Ao contrário do que alguns pretendem, as novas tecnologias, só
por si, estão longe de serem a panaceia universal que, no sector
da informação e da comunicação, abolindo as fronteiras da
geografia, da história e das desigualdades, instauraria a nova
ordem da felicidade e da riqueza.
Se olharmos à nossa volta, verificaremos sem dificuldade que o
bem-estar e o progresso existem - mas apenas para alguns, e muito
poucos. A troca de informações actualmente no mundo é,
estruturalmente, uma troca profundamente desigual, em que de um
lado temos um pequeno número de países que produzem e
distribuem a informação e de outro todos os restantes, que se
limitam, ou quase, a importar o que lhes vem de fora.
O problema, além de quantitativo, é também qualitativo. Em
termos gerais, pode dizer-se que a informação que os países
ricos exportam é a que promove e difunde os seus valores,
modelos e padrões; e a informação que importam dos países
pobres são os fait divers, as imagens da guerra e da miséria, o
que é espectacular e insólito e, portanto, mais fácil de
vender e dar lucro - um lucro que é tanto económico como
político e ideológico.
Sublinhe-se que estas observações sobre a globalização e a
interdependência tanto são válidas para a realidade
internacional e para as relações entre os países, como para a
realidade nacional e as relações dentro de cada país.

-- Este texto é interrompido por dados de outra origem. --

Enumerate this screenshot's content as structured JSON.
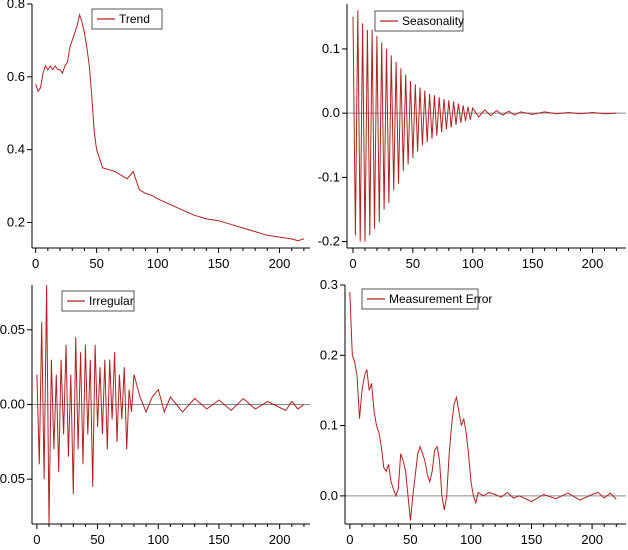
{
  "chart_data": [
    {
      "type": "line",
      "legend": "Trend",
      "legend_position": "top-left",
      "series_color": "#b22222",
      "xlim": [
        -3,
        225
      ],
      "ylim": [
        0.13,
        0.8
      ],
      "xticks": [
        0,
        50,
        100,
        150,
        200
      ],
      "yticks": [
        0.2,
        0.4,
        0.6,
        0.8
      ],
      "ytick_labels": [
        "0.2",
        "0.4",
        "0.6",
        "0.8"
      ],
      "x": [
        0,
        2,
        4,
        6,
        8,
        10,
        12,
        14,
        16,
        18,
        20,
        22,
        24,
        26,
        28,
        30,
        32,
        34,
        36,
        38,
        40,
        42,
        44,
        46,
        48,
        50,
        55,
        60,
        65,
        70,
        75,
        80,
        85,
        90,
        95,
        100,
        110,
        120,
        130,
        140,
        150,
        160,
        170,
        180,
        190,
        200,
        210,
        215,
        220
      ],
      "y": [
        0.58,
        0.56,
        0.57,
        0.61,
        0.63,
        0.62,
        0.63,
        0.62,
        0.63,
        0.62,
        0.62,
        0.61,
        0.63,
        0.64,
        0.68,
        0.7,
        0.72,
        0.74,
        0.77,
        0.75,
        0.72,
        0.68,
        0.63,
        0.55,
        0.45,
        0.4,
        0.35,
        0.345,
        0.34,
        0.33,
        0.32,
        0.34,
        0.29,
        0.28,
        0.275,
        0.265,
        0.25,
        0.235,
        0.22,
        0.21,
        0.205,
        0.195,
        0.185,
        0.175,
        0.165,
        0.16,
        0.155,
        0.15,
        0.155
      ]
    },
    {
      "type": "line",
      "legend": "Seasonality",
      "legend_position": "top-right",
      "series_color": "#b22222",
      "zero_line": true,
      "xlim": [
        -5,
        228
      ],
      "ylim": [
        -0.21,
        0.17
      ],
      "xticks": [
        0,
        50,
        100,
        150,
        200
      ],
      "yticks": [
        -0.2,
        -0.1,
        0.0,
        0.1
      ],
      "ytick_labels": [
        "-0.2",
        "-0.1",
        "0.0",
        "0.1"
      ],
      "x": [
        0,
        2,
        4,
        6,
        8,
        10,
        12,
        14,
        16,
        18,
        20,
        22,
        24,
        26,
        28,
        30,
        32,
        34,
        36,
        38,
        40,
        42,
        44,
        46,
        48,
        50,
        52,
        54,
        56,
        58,
        60,
        62,
        64,
        66,
        68,
        70,
        72,
        74,
        76,
        78,
        80,
        82,
        84,
        86,
        88,
        90,
        92,
        94,
        96,
        98,
        100,
        105,
        110,
        115,
        120,
        125,
        130,
        135,
        140,
        150,
        160,
        170,
        180,
        190,
        200,
        210,
        220
      ],
      "y": [
        0.15,
        -0.19,
        0.16,
        -0.2,
        0.14,
        -0.2,
        0.13,
        -0.19,
        0.13,
        -0.18,
        0.12,
        -0.17,
        0.11,
        -0.15,
        0.1,
        -0.14,
        0.09,
        -0.12,
        0.08,
        -0.11,
        0.07,
        -0.09,
        0.06,
        -0.08,
        0.05,
        -0.07,
        0.045,
        -0.06,
        0.04,
        -0.05,
        0.035,
        -0.045,
        0.03,
        -0.04,
        0.028,
        -0.035,
        0.025,
        -0.03,
        0.022,
        -0.025,
        0.02,
        -0.022,
        0.018,
        -0.018,
        0.015,
        -0.015,
        0.012,
        -0.012,
        0.01,
        -0.01,
        0.008,
        -0.006,
        0.005,
        -0.004,
        0.004,
        -0.003,
        0.003,
        -0.003,
        0.002,
        -0.002,
        0.002,
        -0.001,
        0.001,
        -0.001,
        0.001,
        -0.001,
        0.0
      ]
    },
    {
      "type": "line",
      "legend": "Irregular",
      "legend_position": "top-left",
      "series_color": "#b22222",
      "zero_line": true,
      "xlim": [
        -4,
        225
      ],
      "ylim": [
        -0.08,
        0.08
      ],
      "xticks": [
        0,
        50,
        100,
        150,
        200
      ],
      "yticks": [
        -0.05,
        0.0,
        0.05
      ],
      "ytick_labels": [
        "-0.05",
        "0.00",
        "0.05"
      ],
      "x": [
        0,
        2,
        4,
        6,
        8,
        10,
        12,
        14,
        16,
        18,
        20,
        22,
        24,
        26,
        28,
        30,
        32,
        34,
        36,
        38,
        40,
        42,
        44,
        46,
        48,
        50,
        52,
        54,
        56,
        58,
        60,
        62,
        64,
        66,
        68,
        70,
        72,
        74,
        76,
        78,
        80,
        85,
        90,
        95,
        100,
        105,
        110,
        115,
        120,
        130,
        140,
        150,
        160,
        170,
        180,
        190,
        200,
        205,
        210,
        215,
        220
      ],
      "y": [
        0.02,
        -0.04,
        0.055,
        -0.05,
        0.08,
        -0.08,
        0.03,
        -0.03,
        0.02,
        -0.045,
        0.03,
        -0.02,
        0.04,
        -0.035,
        0.02,
        -0.06,
        0.045,
        -0.03,
        0.035,
        -0.04,
        0.04,
        -0.02,
        0.03,
        -0.055,
        0.04,
        -0.015,
        0.025,
        -0.02,
        0.03,
        -0.03,
        0.03,
        -0.01,
        0.035,
        -0.025,
        0.02,
        -0.01,
        0.025,
        -0.03,
        0.01,
        -0.005,
        0.02,
        0.005,
        -0.005,
        0.005,
        0.01,
        -0.005,
        0.005,
        0.0,
        -0.005,
        0.004,
        -0.003,
        0.003,
        -0.004,
        0.004,
        -0.003,
        0.002,
        -0.002,
        -0.004,
        0.002,
        -0.003,
        0.0
      ]
    },
    {
      "type": "line",
      "legend": "Measurement Error",
      "legend_position": "top-left",
      "series_color": "#b22222",
      "zero_line": true,
      "xlim": [
        -4,
        228
      ],
      "ylim": [
        -0.04,
        0.3
      ],
      "xticks": [
        0,
        50,
        100,
        150,
        200
      ],
      "yticks": [
        0.0,
        0.1,
        0.2,
        0.3
      ],
      "ytick_labels": [
        "0.0",
        "0.1",
        "0.2",
        "0.3"
      ],
      "x": [
        0,
        2,
        4,
        6,
        8,
        10,
        12,
        14,
        16,
        18,
        20,
        22,
        24,
        26,
        28,
        30,
        32,
        34,
        36,
        38,
        40,
        42,
        44,
        46,
        48,
        50,
        52,
        54,
        56,
        58,
        60,
        62,
        64,
        66,
        68,
        70,
        72,
        74,
        76,
        78,
        80,
        82,
        84,
        86,
        88,
        90,
        92,
        94,
        96,
        98,
        100,
        102,
        104,
        106,
        110,
        115,
        120,
        125,
        130,
        135,
        140,
        150,
        160,
        170,
        180,
        190,
        200,
        205,
        210,
        215,
        220
      ],
      "y": [
        0.29,
        0.2,
        0.19,
        0.17,
        0.11,
        0.15,
        0.17,
        0.18,
        0.15,
        0.16,
        0.12,
        0.1,
        0.09,
        0.07,
        0.04,
        0.035,
        0.045,
        0.02,
        0.01,
        0.0,
        0.01,
        0.06,
        0.05,
        0.035,
        0.0,
        -0.035,
        0.0,
        0.03,
        0.06,
        0.07,
        0.06,
        0.05,
        0.03,
        0.02,
        0.035,
        0.065,
        0.07,
        0.05,
        0.0,
        -0.02,
        0.0,
        0.06,
        0.1,
        0.13,
        0.14,
        0.12,
        0.1,
        0.11,
        0.09,
        0.06,
        0.02,
        0.0,
        -0.01,
        0.005,
        0.0,
        0.005,
        0.002,
        -0.002,
        0.005,
        -0.003,
        0.0,
        -0.008,
        0.002,
        -0.004,
        0.004,
        -0.006,
        0.002,
        0.005,
        -0.003,
        0.004,
        -0.005
      ]
    }
  ]
}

Se tivermos em conta o caso português, verificaremos, em termos
de comunicação e de informação (tal como no resto), a
existência de:
. um litoral rico e polarizador das atenções
dos media e um interior pobre, menorizado e esquecido - e não
uma autêntica troca de informação entre todas as regiões;
. por um lado, minorias sociais privilegiadas, e
por outro lado classes e camadas que só marginalmente e em forma
de caricatura, de apêndice ou de bode expiatório têm lugar na
chamada grande informação - e não um verdadeiro e multilateral
fluxo informativo no seio da sociedade;
. um sistema que secundariza sistematicamente
sectores (sociais, políticos, culturais...) cuja relevância e
influência na sociedade é claramente superior ao espaço que
lhes é concedido na informação - e não um real pluralismo
político e ideológico nas possibilidades de acesso aos meios de
comunicação social.
No seu sentido mais amplo e profundo, as novas tecnologias
aplicadas à comunicação social (e independentemente das
vantagens técnicas para as práticas profissionais) adquirem, em
termos gerais, no contexto concreto da sociedade capitalista,
determinadas características e significado:
. tendem a acentuar, e não a atenuar, o
domínio de classe;
. permitem tornar mais eficaz, e não fazer
desaparecer, a manipulação das consciências;
. contribuem para aumentar não as relações de
cooperação mas sim de dependência entre os mais pobres e os
mais ricos, entre países e dentro de cada país;
. contribuem para o agravamento e não para a
resolução de problemas sociais como o desemprego;
. facilitam não a valorização do que é
específico e original mas sim a uniformização dos gostos, dos
hábitos e dos costumes, abrindo o caminho a uma homogeneização
empobrecedora das culturas e limitadora das independências.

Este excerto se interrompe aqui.